Resignation letters were used like sticks of dynamite in the London suburb of Westminster recently when Boris Johnson lost his party’s support but cluing onto his office in defiance of all expectations a leader must quit when their authority is in question not near-depleted.
One critic suggested Mr Johnson did not feel shame and so presented a new kind of challenge to the unwritten rules for good government in Britain’s constitution.
Proviso not tested
Mr Morrison’s peculiar leadership style and personal convictions, seen in depth by only a few colleagues and understood by fewer still, offer clues about what makes him seemingly the first Westminster PM to have short-circuited democratic protections in this peculiar way.
“You need to be a psychologist,” longtime parliamentary and cabinet colleague Malcolm Turnbull told TND. “I don’t think you can get a coherent answer from Morrison; it (his statement) doesn’t make any sense.”
Tendencies toward secrecy were at the heart of his leadership and his cabinet from the start. Then-PM Morrison was the convenor of a cabinet committee which only listed him as a member – the arrangement allowed him to declare unrelated conversations officially confidential.
That arrangements like this did not meet opposition Mr Turnbull says, is cause for scrutiny of staff, departmental advisers, Coalition colleagues and the Governor-General.
“Did the cabinet actually solemnly sit down and collectively agree that there could be a cabinet committee of one consisting of Scott Morrison?” he asked.
“No one had the courage to stand up to it, or the character?”

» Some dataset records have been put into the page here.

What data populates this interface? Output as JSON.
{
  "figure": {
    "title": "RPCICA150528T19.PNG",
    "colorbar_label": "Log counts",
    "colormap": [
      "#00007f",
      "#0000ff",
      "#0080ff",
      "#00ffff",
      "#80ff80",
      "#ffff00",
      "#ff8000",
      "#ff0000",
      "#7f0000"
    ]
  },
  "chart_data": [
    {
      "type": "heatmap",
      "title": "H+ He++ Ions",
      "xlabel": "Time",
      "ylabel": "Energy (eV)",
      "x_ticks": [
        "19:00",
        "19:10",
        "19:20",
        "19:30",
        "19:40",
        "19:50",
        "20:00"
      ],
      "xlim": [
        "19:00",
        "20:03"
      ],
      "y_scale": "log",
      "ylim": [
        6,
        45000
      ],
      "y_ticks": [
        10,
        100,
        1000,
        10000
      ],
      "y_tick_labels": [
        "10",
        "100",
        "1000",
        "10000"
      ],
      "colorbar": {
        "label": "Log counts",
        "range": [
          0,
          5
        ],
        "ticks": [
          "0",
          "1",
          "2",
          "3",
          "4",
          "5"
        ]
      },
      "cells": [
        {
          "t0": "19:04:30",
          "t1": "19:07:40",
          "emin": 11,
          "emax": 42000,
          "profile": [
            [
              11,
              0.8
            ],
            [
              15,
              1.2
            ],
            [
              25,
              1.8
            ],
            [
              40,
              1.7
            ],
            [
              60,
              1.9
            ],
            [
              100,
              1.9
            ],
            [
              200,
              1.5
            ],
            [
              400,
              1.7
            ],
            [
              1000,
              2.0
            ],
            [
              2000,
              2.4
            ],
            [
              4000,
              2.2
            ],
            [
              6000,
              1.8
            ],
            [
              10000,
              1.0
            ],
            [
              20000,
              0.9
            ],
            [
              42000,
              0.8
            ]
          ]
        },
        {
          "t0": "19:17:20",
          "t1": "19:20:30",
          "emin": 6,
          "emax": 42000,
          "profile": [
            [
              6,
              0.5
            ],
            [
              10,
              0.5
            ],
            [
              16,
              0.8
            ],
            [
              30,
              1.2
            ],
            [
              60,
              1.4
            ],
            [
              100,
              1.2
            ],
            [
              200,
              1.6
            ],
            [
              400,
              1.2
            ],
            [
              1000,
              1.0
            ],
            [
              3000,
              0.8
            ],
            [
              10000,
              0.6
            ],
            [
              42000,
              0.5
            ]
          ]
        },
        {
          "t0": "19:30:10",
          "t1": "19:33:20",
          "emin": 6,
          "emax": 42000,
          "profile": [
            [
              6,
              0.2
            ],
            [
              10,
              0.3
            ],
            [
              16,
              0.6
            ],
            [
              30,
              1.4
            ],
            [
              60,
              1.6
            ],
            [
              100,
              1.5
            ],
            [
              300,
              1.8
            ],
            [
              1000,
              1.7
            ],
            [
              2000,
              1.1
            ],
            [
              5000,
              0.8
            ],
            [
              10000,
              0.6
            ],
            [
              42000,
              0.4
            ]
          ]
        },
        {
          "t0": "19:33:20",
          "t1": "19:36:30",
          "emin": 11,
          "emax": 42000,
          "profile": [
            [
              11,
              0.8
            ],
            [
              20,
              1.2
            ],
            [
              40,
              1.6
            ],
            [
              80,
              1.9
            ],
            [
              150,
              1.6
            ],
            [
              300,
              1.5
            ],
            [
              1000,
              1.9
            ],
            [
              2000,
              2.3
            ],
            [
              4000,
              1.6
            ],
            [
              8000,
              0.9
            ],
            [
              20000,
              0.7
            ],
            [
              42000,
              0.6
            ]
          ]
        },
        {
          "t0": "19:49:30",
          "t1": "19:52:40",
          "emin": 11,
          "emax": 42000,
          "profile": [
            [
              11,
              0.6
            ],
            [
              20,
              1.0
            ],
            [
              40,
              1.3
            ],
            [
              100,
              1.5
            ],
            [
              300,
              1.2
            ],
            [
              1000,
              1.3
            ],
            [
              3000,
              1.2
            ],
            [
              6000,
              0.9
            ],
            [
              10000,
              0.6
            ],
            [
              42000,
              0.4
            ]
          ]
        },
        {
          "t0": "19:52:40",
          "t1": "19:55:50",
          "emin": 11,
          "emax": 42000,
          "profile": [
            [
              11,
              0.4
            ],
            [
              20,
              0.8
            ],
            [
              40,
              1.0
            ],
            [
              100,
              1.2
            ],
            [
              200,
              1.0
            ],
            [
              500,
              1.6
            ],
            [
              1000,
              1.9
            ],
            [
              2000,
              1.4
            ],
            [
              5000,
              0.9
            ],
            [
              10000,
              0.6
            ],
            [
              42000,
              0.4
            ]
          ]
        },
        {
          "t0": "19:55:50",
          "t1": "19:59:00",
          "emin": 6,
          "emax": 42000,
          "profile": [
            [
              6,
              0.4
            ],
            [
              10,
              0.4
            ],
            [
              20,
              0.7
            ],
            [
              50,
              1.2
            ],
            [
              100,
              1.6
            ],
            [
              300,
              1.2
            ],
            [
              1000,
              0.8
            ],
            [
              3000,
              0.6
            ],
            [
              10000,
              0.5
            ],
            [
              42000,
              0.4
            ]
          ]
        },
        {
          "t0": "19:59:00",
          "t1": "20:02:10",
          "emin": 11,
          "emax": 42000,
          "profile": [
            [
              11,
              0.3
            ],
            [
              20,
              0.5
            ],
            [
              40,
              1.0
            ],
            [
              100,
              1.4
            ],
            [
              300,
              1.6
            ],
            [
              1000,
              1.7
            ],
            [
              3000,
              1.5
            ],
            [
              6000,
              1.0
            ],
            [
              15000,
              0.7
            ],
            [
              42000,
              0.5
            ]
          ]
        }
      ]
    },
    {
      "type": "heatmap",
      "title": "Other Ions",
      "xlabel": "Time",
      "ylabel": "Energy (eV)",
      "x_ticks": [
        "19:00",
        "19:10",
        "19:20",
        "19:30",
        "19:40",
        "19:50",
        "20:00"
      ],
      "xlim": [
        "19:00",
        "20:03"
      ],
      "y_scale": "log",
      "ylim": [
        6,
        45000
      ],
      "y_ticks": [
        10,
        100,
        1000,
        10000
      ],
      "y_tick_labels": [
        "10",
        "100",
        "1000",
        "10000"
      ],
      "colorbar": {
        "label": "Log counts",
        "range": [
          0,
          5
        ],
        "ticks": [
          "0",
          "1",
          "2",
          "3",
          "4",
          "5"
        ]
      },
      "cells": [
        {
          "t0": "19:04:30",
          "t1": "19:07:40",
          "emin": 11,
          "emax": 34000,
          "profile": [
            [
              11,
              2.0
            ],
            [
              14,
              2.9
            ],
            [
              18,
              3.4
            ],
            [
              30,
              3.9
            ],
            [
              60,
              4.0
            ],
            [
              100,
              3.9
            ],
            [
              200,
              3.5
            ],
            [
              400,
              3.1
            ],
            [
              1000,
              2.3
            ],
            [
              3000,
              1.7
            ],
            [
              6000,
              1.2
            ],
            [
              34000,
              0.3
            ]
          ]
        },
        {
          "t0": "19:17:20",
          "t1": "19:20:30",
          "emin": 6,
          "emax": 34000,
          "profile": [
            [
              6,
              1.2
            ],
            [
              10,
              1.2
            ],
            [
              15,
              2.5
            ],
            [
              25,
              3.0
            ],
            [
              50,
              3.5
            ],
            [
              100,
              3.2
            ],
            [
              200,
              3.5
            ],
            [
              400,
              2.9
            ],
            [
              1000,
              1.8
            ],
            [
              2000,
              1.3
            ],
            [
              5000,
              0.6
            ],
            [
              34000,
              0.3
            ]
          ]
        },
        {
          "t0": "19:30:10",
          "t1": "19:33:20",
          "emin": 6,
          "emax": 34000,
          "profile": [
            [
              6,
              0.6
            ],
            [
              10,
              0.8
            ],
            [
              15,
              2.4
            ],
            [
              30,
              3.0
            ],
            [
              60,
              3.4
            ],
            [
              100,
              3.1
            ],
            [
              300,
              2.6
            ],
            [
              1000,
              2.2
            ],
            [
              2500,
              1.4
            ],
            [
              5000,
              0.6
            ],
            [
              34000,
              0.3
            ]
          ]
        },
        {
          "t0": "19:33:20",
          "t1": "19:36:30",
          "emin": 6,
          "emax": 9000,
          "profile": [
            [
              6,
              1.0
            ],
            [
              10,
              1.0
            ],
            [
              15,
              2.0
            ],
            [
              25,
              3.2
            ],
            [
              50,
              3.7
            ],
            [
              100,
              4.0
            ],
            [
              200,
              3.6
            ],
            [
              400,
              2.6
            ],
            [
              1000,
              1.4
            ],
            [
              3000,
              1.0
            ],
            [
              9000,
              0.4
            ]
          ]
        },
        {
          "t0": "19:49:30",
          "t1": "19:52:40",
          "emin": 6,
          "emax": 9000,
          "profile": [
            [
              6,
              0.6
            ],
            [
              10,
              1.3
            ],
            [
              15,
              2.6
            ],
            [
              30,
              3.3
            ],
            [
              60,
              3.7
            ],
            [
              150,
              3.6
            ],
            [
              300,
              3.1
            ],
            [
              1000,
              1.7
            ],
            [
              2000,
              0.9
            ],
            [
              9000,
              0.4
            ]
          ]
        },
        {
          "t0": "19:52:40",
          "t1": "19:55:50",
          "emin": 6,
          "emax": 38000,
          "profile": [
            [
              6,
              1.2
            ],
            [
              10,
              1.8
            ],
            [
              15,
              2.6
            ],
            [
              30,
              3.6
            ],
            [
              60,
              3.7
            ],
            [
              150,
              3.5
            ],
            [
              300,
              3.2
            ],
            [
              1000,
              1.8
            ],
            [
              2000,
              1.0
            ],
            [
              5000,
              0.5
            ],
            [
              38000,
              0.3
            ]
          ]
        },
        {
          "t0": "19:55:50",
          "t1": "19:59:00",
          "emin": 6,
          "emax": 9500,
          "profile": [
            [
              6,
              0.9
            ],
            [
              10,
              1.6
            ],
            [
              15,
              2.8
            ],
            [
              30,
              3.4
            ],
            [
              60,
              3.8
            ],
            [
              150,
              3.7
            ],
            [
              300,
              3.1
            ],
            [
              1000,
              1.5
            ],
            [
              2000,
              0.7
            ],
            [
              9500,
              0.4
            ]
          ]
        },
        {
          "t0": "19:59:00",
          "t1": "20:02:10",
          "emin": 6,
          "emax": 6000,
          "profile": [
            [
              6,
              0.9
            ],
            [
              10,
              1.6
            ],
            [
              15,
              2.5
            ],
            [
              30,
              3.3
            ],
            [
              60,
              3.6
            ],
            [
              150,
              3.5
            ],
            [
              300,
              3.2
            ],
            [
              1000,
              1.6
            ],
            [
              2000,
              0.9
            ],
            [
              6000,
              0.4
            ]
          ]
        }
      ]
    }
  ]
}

Mr Morrison’s staffers included Phil Gaetjens as head of the public service who, unusually, had also worked as a Liberal Party advisor.
Some worked for Mr Turnbull too and he expects they would have been on their feet over any unorthodox changes to cabinet.
“We can say Morrison was, you know, crazy, whatever,” Mr Turnbull said. “Why didn’t somebody say… if this becomes known, you do recognise this will be seen as an affront to parliamentary democracy?”
Character counts?
“So much of our democracy depends on the character of the people that we elect to administer it,” Mr Turnbull said.
“If you have people who are prepared to basically ignore conventions, overthrow institutions, who have just no respect for the principles and values and conventions that have underpinned our democracy, then you have a real problem.”
Behaviour so bad it breaks down longstanding convention is not new. Queensland Premier Sir Joh Bjelke-Petersen showed similar disdain for decency after the death of that state’s federal Labor Senator.
He refused the obligation to appoint an ALP replacement unless he felt satisfied they would oppose Gough Whitlam and his government.
With help from Mr Whitlam’s real opposite number, Malcolm Fraser, the law was changed.